Tuesday, 30 de April de 2024 ISSN 1519-7670 - Ano 24 - nº 1285

Suzana Singer

“Às vezes, um erro é somente um erro. Não há conspiração, má vontade nem segundas intenções. Parece difícil acreditar, mas foi isso que aconteceu na edição da última pesquisa eleitoral do Datafolha.

No domingo, o jornal informou que, em um cenário sem a candidatura de Marina Silva, a maior parte dos seus votos iria para a presidente Dilma Rousseff. Dois dias depois, a correção: Eduardo Campos, e não Dilma, herda a fatia mais gorda dos eleitores da ex-senadora.

Foi um tremendo erro, que suscitou todo tipo de crítica e dúvida. ‘Nunca imaginei um engano de interpretação dessa magnitude de um instituto de pesquisa, o que me leva a crer num viés político. Sempre achei a Folha mais inclinada ao petismo’, escreveu o empresário Renato Scala, 45.

O professor de geologia da USP Teodoro Isnard Ribeiro de Almeida, 59, disse que respeita tecnicamente o Datafolha, ‘daí interpretar a releitura da pesquisa [o erramos] como política’.

O jornal publicou a correção com visibilidade, inclusive na Primeira Página, como determina o ‘Manual da Redação’ em casos de ‘gravidade excepcional’.

Só que explicou mal o que aconteceu. É importante deixar claro, para o bem da reputação do Datafolha, que não foi um erro do instituto, mas da Redação. ‘O engano foi provocado por uma leitura apressada de um gráfico preparado pelo Datafolha a partir de cruzamentos que não estavam no relatório principal’, explica a editoria Poder.

O Datafolha é uma das unidades de negócios do Grupo Folha, não é parte da Redação. O jornal é um dos clientes do instituto, que faz pesquisas de mercado para agências de publicidade, empresas, ONGs etc.

Na época de eleição, Datafolha e Redação combinam o cronograma dos levantamentos e discutem os itens do questionário. O instituto não faz pesquisa de intenção de voto para partidos políticos nem para candidatos, apenas para a Folha e outras empresas de comunicação.

É indiscutível o peso das pesquisas eleitorais. O erro na edição do primeiro levantamento feito depois do lance mais surpreendente da corrida eleitoral –a aliança Marina-Campos– é o ingrediente perfeito para quem não acredita em imprensa apartidária.

Os céticos precisam levar em conta, entretanto, que erros acontecem. Inclusive alguns lamentáveis, como esse último da Folha.

No escuro e a seco

A Folha acusou a presidente Dilma de entregar casas sem água nem luz no interior da Bahia. O jornal mostrou, na quarta-feira, que parte das moradias inauguradas em Vitória da Conquista, no programa Minha Casa Minha Vida, estavam no escuro e a seco. Os moradores usavam velas à noite e enchiam baldes nas casas dos vizinhos.

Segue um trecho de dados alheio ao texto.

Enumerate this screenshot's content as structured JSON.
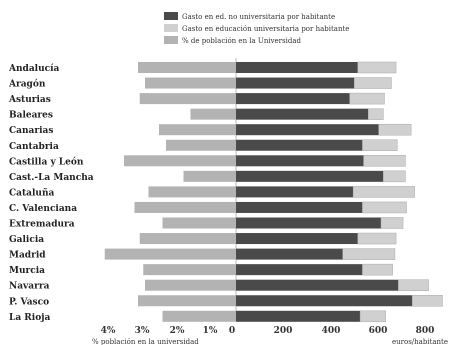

Bastava ler o ‘outro lado’ para concluir que a acusação não fazia sentido. O Ministério das Cidades explicou que as casas foram entregues com instalações elétricas e hidráulicas e que cabia ao beneficiário do programa pedir a ligação dos serviços às empresas de distribuição do Estado.

Acontece o mesmo com quem compra um imóvel sem ajuda federal: é a pessoa que, depois de receber as chaves, aciona o fornecimento de água, luz, gás, telefone.

Os casos relatados indicavam que nem havia um problema exagerado de demora na entrega desses serviços. Apenas uma dona de casa esperava a instalação de luz havia oito dias, três a mais que o prazo dado pela companhia elétrica.

Diante das explicações dadas pelo governo e pelas concessionárias de serviços estaduais, o jornal deveria ter derrubado a reportagem. Não adianta registrar burocraticamente o ‘outro lado’, como prega o ‘Manual da Redação’, mas insistir numa acusação vazia.

A Redação não concorda. ‘A informação de que as casas foram entregues sem água nem luz é relevante por mostrar a pressa com que o governo tem organizado essas inaugurações, por motivos obviamente eleitorais. O objetivo da reportagem era mostrar isso e não culpar a presidente pela falta de água e luz’, diz a editoria Poder.

Se era assim, por que o título dizia ‘Dilma multiplica viagens e entrega casas sem água e luz’? Em plena campanha (alguém duvida que já começou?), é preciso ser mais rigoroso com as denúncias envolvendo qualquer um dos candidatos. Do contrário, o jornal estará apenas fornecendo matéria-prima para os programas eleitorais de 2014.”